En la estación de Vassouras subieron al tren Sofía y su marido, Cristiano de Almeida e Palha. Era éste un mocetón de treinta y dos años; ella estaba por cumplir los veintiocho. Se sentaron enfrente de Rubião, acomodaron las cestas y el montón de recuerdos que se llevaban de Vassouras, adonde habían pasado una semana; abotonaron el guardapolvo y, en voz baja, intercambiaron algunas palabras.

Fue Palha, cuando el tren hubo continuado viaje, quien reparó en la persona de Rubião, cuyo rostro, entre tanta gente cejijunta o aburrida, era el único plácido y satisfecho. Cristiano inició la conversación, diciéndole que los viajes por ferrocarril eran agotadores, a lo que Rubião respondió que sí; para el que estaba acostumbrado al lomo del burro, añadió, el ferrocarril era cansado y no tenía gracia; no se podía negar, sin embargo, que era un progreso.

—Sin duda —concedió Palha. Un progreso enorme.

—¿Es usted agricultor?

—No.

—¿Vive en la ciudad?

—¿En Vassouras? No. Hemos venido a pasar una semana. Vivimos en la Corte. No me sentiría capaz de ser agricultor, aunque lo considero un oficio bueno y honrado.

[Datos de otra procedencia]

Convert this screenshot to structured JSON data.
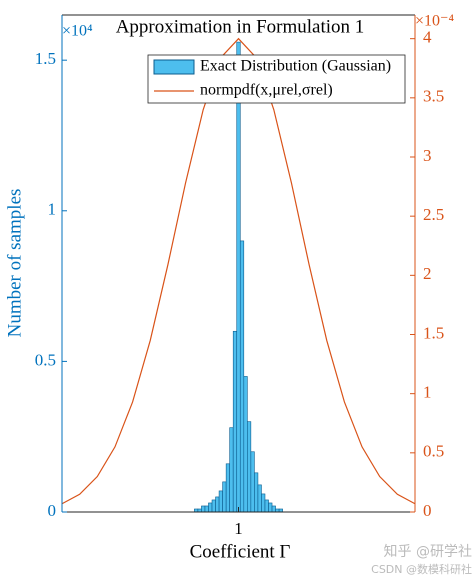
{
  "chart_data": {
    "type": "histogram",
    "title": "Approximation in Formulation 1",
    "xlabel": "Coefficient Γ",
    "ylabel": "Number of samples",
    "y_exponent": "×10⁴",
    "y2_exponent": "×10⁻⁴",
    "xlim": [
      0,
      2
    ],
    "xticks": [
      1
    ],
    "ylim": [
      0,
      1.65
    ],
    "yticks": [
      0,
      0.5,
      1,
      1.5
    ],
    "y2lim": [
      0,
      4.2
    ],
    "y2ticks": [
      0,
      0.5,
      1,
      1.5,
      2,
      2.5,
      3,
      3.5,
      4
    ],
    "y_color": "#0072BD",
    "y2_color": "#D95319",
    "legend": "top-right",
    "series": [
      {
        "name": "Exact Distribution (Gaussian)",
        "type": "histogram",
        "color": "#4DBEEE",
        "edge_color": "#0B5C8E",
        "bins": [
          0.75,
          0.77,
          0.79,
          0.81,
          0.83,
          0.85,
          0.87,
          0.89,
          0.91,
          0.93,
          0.95,
          0.97,
          0.99,
          1.01,
          1.03,
          1.05,
          1.07,
          1.09,
          1.11,
          1.13,
          1.15,
          1.17,
          1.19,
          1.21,
          1.23,
          1.25
        ],
        "values": [
          0.01,
          0.01,
          0.02,
          0.02,
          0.03,
          0.04,
          0.05,
          0.07,
          0.1,
          0.16,
          0.28,
          0.6,
          1.56,
          0.9,
          0.45,
          0.3,
          0.2,
          0.13,
          0.09,
          0.06,
          0.04,
          0.03,
          0.02,
          0.01,
          0.01
        ]
      },
      {
        "name": "normpdf(x,μrel,σrel)",
        "type": "line",
        "axis": "y2",
        "color": "#D95319",
        "x": [
          0,
          0.1,
          0.2,
          0.3,
          0.4,
          0.5,
          0.6,
          0.7,
          0.8,
          0.9,
          1,
          1.1,
          1.2,
          1.3,
          1.4,
          1.5,
          1.6,
          1.7,
          1.8,
          1.9,
          2
        ],
        "values": [
          0.07,
          0.15,
          0.3,
          0.55,
          0.93,
          1.45,
          2.09,
          2.78,
          3.4,
          3.84,
          4,
          3.84,
          3.4,
          2.78,
          2.09,
          1.45,
          0.93,
          0.55,
          0.3,
          0.15,
          0.07
        ]
      }
    ]
  },
  "watermark": {
    "line1": "知乎 @研学社",
    "line2": "CSDN @数模科研社"
  }
}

De la agricultura pasaron a la ganadería, a la esclavitud y a la política. Cristiano Palha maldijo al gobierno, que había introducido en un discurso de la corona una frase relativa a la propiedad servil; pero, para gran sorpresa suya, Rubião no compartía su indignación. El proyecto de éste era vender los esclavos que el testador le había dejado, excepto un criado; en el caso de que perdiese algo, el resto de la herencia cubriría la pérdida con creces. Además el discurso de la corona, que él también había leído, sólo ordenaba respetar la propiedad actual. ¿Qué le importaban a él los esclavos futuros, si no pensaba comprar ninguno? No bien él entrase en posesión de los bienes, el criado recibiría un sueldo. Cambiando de tema, Palha pasó a la política, a las cámaras, a la guerra del Paraguay, asuntos generales todos ellos a los que Rubião prestó no excesiva atención. Sofía apenas escuchaba: tan sólo movía los ojos, que sabía bonitos, posándolos ora en su marido, ora en el interlocutor.

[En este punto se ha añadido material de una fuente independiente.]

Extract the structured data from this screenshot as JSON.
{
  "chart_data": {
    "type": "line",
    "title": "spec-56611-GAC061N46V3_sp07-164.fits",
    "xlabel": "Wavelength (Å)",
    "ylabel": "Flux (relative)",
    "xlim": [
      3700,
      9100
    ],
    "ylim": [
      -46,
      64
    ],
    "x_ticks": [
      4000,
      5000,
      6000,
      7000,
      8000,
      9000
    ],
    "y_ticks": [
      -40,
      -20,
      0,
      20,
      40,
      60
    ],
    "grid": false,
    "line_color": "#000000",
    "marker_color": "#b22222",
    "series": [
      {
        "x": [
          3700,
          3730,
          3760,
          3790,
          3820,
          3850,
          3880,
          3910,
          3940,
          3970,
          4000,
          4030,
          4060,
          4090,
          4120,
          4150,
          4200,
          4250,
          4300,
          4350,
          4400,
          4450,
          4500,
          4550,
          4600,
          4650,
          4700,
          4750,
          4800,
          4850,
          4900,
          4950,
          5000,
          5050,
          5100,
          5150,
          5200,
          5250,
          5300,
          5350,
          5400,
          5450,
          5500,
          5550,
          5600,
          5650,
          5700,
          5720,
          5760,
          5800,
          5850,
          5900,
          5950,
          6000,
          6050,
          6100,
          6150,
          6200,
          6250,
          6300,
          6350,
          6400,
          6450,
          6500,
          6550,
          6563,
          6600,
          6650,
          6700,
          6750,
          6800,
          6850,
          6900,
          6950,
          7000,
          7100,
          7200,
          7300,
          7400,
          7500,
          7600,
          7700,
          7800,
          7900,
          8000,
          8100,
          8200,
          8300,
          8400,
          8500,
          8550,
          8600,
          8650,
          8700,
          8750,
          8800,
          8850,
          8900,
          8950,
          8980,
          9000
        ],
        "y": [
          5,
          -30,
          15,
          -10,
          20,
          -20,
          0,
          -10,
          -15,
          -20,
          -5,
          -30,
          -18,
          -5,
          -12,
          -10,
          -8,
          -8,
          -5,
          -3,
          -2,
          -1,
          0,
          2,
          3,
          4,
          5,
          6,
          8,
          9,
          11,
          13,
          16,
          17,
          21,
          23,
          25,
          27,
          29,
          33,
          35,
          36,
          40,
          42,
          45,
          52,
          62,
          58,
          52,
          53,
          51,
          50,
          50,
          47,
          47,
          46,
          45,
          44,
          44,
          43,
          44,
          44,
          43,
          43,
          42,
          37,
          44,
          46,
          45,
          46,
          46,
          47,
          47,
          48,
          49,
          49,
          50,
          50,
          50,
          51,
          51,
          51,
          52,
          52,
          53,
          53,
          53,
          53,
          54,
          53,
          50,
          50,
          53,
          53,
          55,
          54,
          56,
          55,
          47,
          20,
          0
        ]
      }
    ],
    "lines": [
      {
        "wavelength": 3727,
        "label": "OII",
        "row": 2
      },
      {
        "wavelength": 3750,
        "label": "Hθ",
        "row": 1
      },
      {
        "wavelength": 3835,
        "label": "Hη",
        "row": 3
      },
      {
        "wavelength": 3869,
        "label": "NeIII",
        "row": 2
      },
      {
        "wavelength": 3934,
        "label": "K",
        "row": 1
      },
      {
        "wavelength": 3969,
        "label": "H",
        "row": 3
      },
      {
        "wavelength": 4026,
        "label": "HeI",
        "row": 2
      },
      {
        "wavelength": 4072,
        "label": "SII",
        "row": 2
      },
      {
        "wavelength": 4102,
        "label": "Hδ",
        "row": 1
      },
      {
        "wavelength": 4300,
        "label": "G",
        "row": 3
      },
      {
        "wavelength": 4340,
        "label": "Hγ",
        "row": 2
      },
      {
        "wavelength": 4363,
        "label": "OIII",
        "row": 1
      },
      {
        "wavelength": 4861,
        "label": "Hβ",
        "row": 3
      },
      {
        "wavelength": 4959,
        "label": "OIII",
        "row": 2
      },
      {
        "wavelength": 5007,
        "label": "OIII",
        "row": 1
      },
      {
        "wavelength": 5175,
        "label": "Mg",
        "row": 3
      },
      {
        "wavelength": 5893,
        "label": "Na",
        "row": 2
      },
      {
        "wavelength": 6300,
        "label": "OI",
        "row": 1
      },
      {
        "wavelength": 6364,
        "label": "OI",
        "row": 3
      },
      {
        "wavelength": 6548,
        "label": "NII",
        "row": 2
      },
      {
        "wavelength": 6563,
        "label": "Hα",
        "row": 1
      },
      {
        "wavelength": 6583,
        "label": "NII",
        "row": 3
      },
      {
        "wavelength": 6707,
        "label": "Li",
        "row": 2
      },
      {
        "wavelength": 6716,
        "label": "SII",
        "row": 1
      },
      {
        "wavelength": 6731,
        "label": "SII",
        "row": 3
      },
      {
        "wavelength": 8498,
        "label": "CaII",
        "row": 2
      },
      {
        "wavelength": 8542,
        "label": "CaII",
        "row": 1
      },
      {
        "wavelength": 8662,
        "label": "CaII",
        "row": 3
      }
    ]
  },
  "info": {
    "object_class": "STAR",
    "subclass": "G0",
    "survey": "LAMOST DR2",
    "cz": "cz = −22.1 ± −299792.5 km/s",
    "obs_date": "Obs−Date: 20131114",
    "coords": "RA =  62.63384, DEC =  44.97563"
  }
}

—¿Se quedará usted en la Corte o regresará a Barbacena? —preguntó Palha tras veinte minutos de conversación.

—Mi deseo es quedarme, y lo haré —respondió Rubião—. La provincia me tiene cansado. Quiero gozar de la vida. Puede incluso que haga un viaje a Europa, pero aún no sé cuándo.

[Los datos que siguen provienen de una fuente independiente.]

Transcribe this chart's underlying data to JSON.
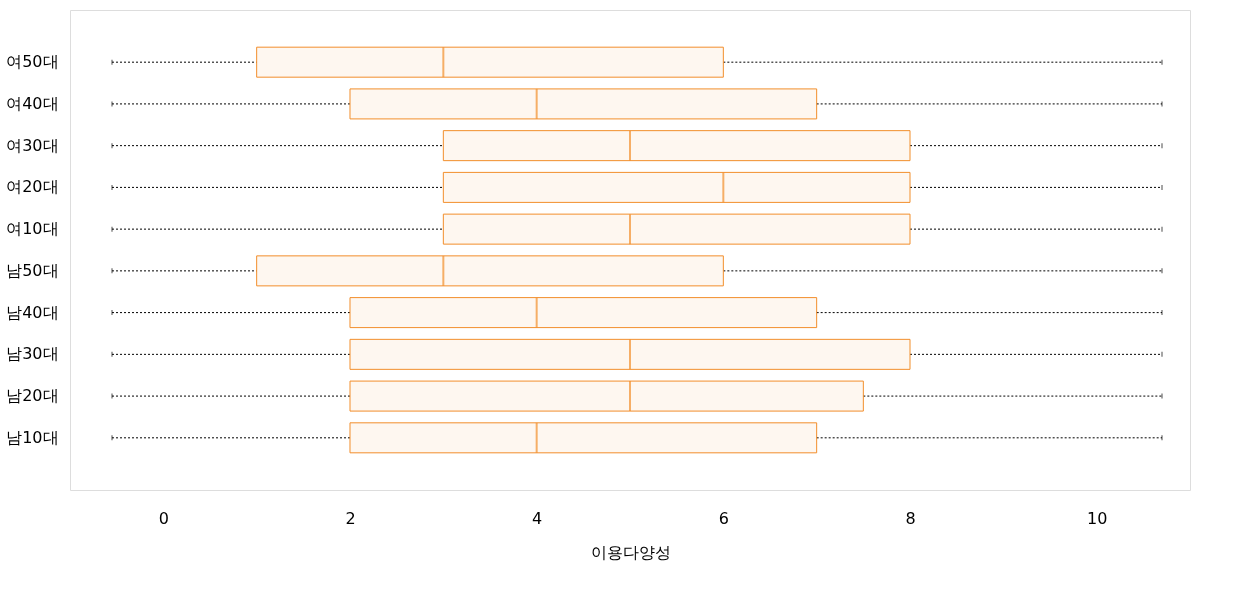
{
  "chart_data": {
    "type": "box",
    "orientation": "horizontal",
    "xlabel": "이용다양성",
    "categories": [
      "여50대",
      "여40대",
      "여30대",
      "여20대",
      "여10대",
      "남50대",
      "남40대",
      "남30대",
      "남20대",
      "남10대"
    ],
    "series": [
      {
        "color": "#f28e2b",
        "boxes": [
          {
            "low": -0.55,
            "q1": 1,
            "median": 3,
            "q3": 6,
            "high": 10.7
          },
          {
            "low": -0.55,
            "q1": 2,
            "median": 4,
            "q3": 7,
            "high": 10.7
          },
          {
            "low": -0.55,
            "q1": 3,
            "median": 5,
            "q3": 8,
            "high": 10.7
          },
          {
            "low": -0.55,
            "q1": 3,
            "median": 6,
            "q3": 8,
            "high": 10.7
          },
          {
            "low": -0.55,
            "q1": 3,
            "median": 5,
            "q3": 8,
            "high": 10.7
          },
          {
            "low": -0.55,
            "q1": 1,
            "median": 3,
            "q3": 6,
            "high": 10.7
          },
          {
            "low": -0.55,
            "q1": 2,
            "median": 4,
            "q3": 7,
            "high": 10.7
          },
          {
            "low": -0.55,
            "q1": 2,
            "median": 5,
            "q3": 8,
            "high": 10.7
          },
          {
            "low": -0.55,
            "q1": 2,
            "median": 5,
            "q3": 7.5,
            "high": 10.7
          },
          {
            "low": -0.55,
            "q1": 2,
            "median": 4,
            "q3": 7,
            "high": 10.7
          }
        ]
      }
    ],
    "xlim": [
      -1,
      11
    ],
    "xticks": [
      0,
      2,
      4,
      6,
      8,
      10
    ],
    "line_style": "dotted",
    "grid": false
  }
}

Los ojos de Palha se encendieron de inmediato.

—Pues hace muy bien. Yo haría lo mismo si pudiera, pero de momento no puedo. Seguramente ya ha estado usted allí otras veces…

—No, nunca he ido. Quizá por eso se me ocurrió la idea al partir de Barbacena. ¡Bien, adiós! Es hora de sacudirse la morriña. Todavía no sé cuándo será; pero he de…

—Tiene usted mucha razón. Dicen que hay allá cosas magníficas; y no me asombra, son mucho más viejos que nosotros. Pero ya los alcanzaremos; y a buen seguro que en algunas cuestiones estamos a la par de ellos, si no por encima. Nuestra Corte, por ejemplo, no digo que pueda competir con París o Londres, pero verá usted qué hermosa es.

—Ya lo vi.

—¿Ah, sí?

—Hace muchos años.

—Ahora la encontrará mejor. Ha progresado muy rápido. Luego, cuando vaya a Europa…

—¿La señora ha estado en Europa? —interrumpió Rubião dirigiéndose a Sofía.

—No, señor.

—Se me ha olvidado presentarle a mi mujer —intervino Cristiano. Rubião hizo una inclinación respetuosa; y, volviéndose hacia el marido, le dijo sonriendo—: ¿Y usted no se presenta?

Palha también sonrió; comprendiendo que ninguno de los dos sabía el nombre del otro, apresuróse a decir el suyo.

—Cristiano de Almeida e Palha.

—Pedro Rubião de Alvarenga; pero todos me llaman Rubião.

El intercambio de nombres los hizo sentirse más cómodos. De todos modos Sofía siguió sin intervenir en la conversación; dio rienda suelta a los ojos, que se dejaron ir a su gusto. Rubião hablaba, risueño, y atendía a las palabras de Palha, agradeciendo la amistad que le brindaba un joven a quien nunca había visto. Llegó a decirle que acaso pudieran ir a Europa juntos.

—¡Oh! No creo que yo pueda ir en los próximos años —respondió Palha.

—No estoy hablando de ahora; tampoco yo iría tan pronto. El deseo que sentí al partir de Barbacena fue nada más que un deseo, sin término fijo. Claro que iré, no hay duda, pero más adelante, cuando Dios lo quiera.

Palha replicó al instante:

—¡Desde luego! También yo, cuando digo dentro de unos años, reconozco que la voluntad de Dios puede ordenar lo contrario. ¿Quién sabe si no será de aquí a unos meses? La Divina Providencia es la que ha de decidirlo.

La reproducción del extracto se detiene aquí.